There is no cost from the Unitarian Universalist Association (UUA) to enter or complete the program. The Liberal Religious Educators Association (LREDA) requires a mentoring fee of $150 for non-members of LREDA. Visit the LREDA website for information about LREDA memberships, especially the inexpensively priced membership for students and new Directors of Religious Education (DREs). The most significant costs will be incurred for any academic work that is undertaken as part of the program, especially graduate work. A graduate course typically costs anywhere from $600 to $1400. Workshops and books can be an additional expense.
11.2 What kind of financial assistance is available?
The Office of RE Credentialing can offer a limited number of RE Credentialing financial grants (maximum $500 per year) to program participants. These are primarily given for academic course work, and proof of registration must be submitted before the grants are awarded. Modest scholarships for professional workshops and conferences are also available to all religious educators. It is reasonable to expect that the congregation contribute to the financial support of undertaking this program through professional expense or continuing educations funds, especially if the congregation is encouraging their religious educator to participate. Keep in mind that the amount needed for the program could be larger than the typical yearly expense or continuing education budget.
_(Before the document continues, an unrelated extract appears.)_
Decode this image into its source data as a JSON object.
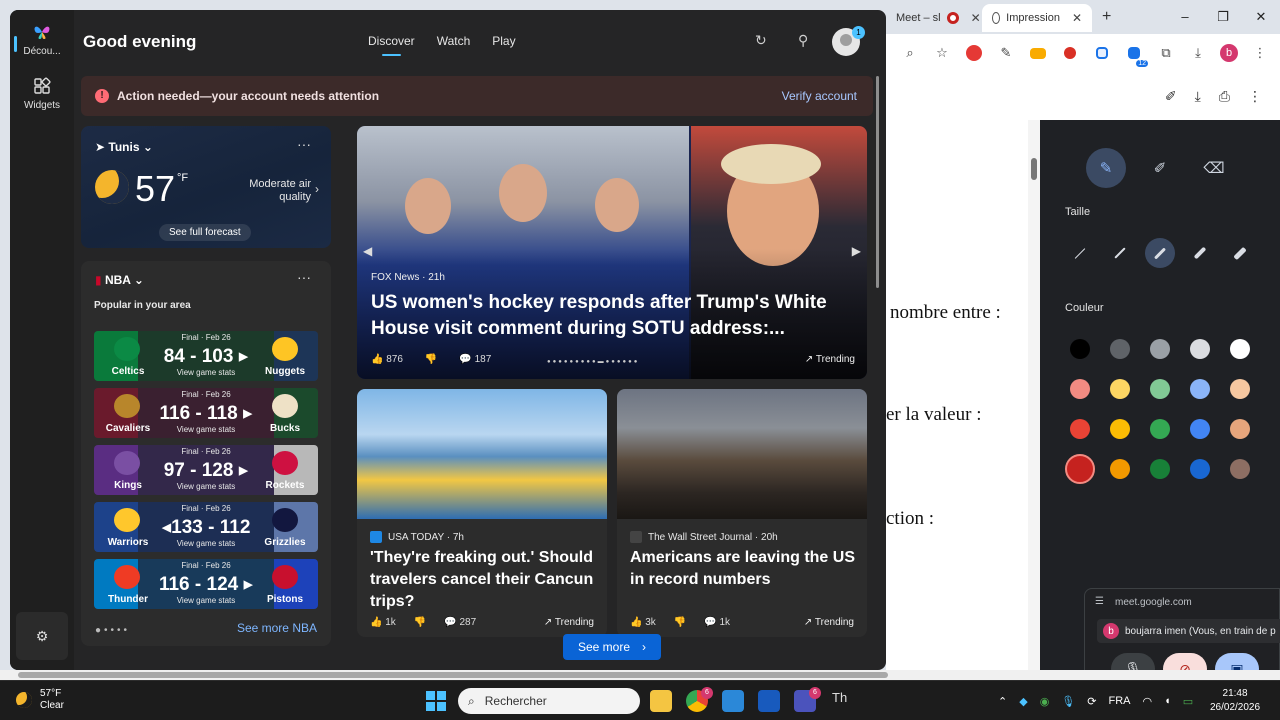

11.3 Will my compensation be negatively affected if I don’t
participate in this program?
The recently published UUA Salary guidelines are meant to recognize the achievements of those who complete the RE Credentialing Program. They are not meant to penalize those religious educators who are not participating in the program. Unfortunately, the inclusion of RE Credentialing levels in the guidelines coincided with the use of new salary measuring standards that significantly lowered most salary recommendations. In other words, the recommendations for “DRE” would have been the same whether RE Credentialing levels were included or not. Ralph Mero, Office of Church Staff Finances Director, has sent a letter to all congregations. In this letter he recommends that for a religious educator in an existing position, the congregation base compensation on multiple factors, not just on whether or not their religious educator has completed a particular RE Credentialing level. Ralph encourages congregations to consider length of experience in religious education, length and quality of service to the congregation, and other credentials, knowledge and expertise that religious educators bring to their positions to determine how they will be compensated. Compensation Consultants are being trained to help congregations in these matters.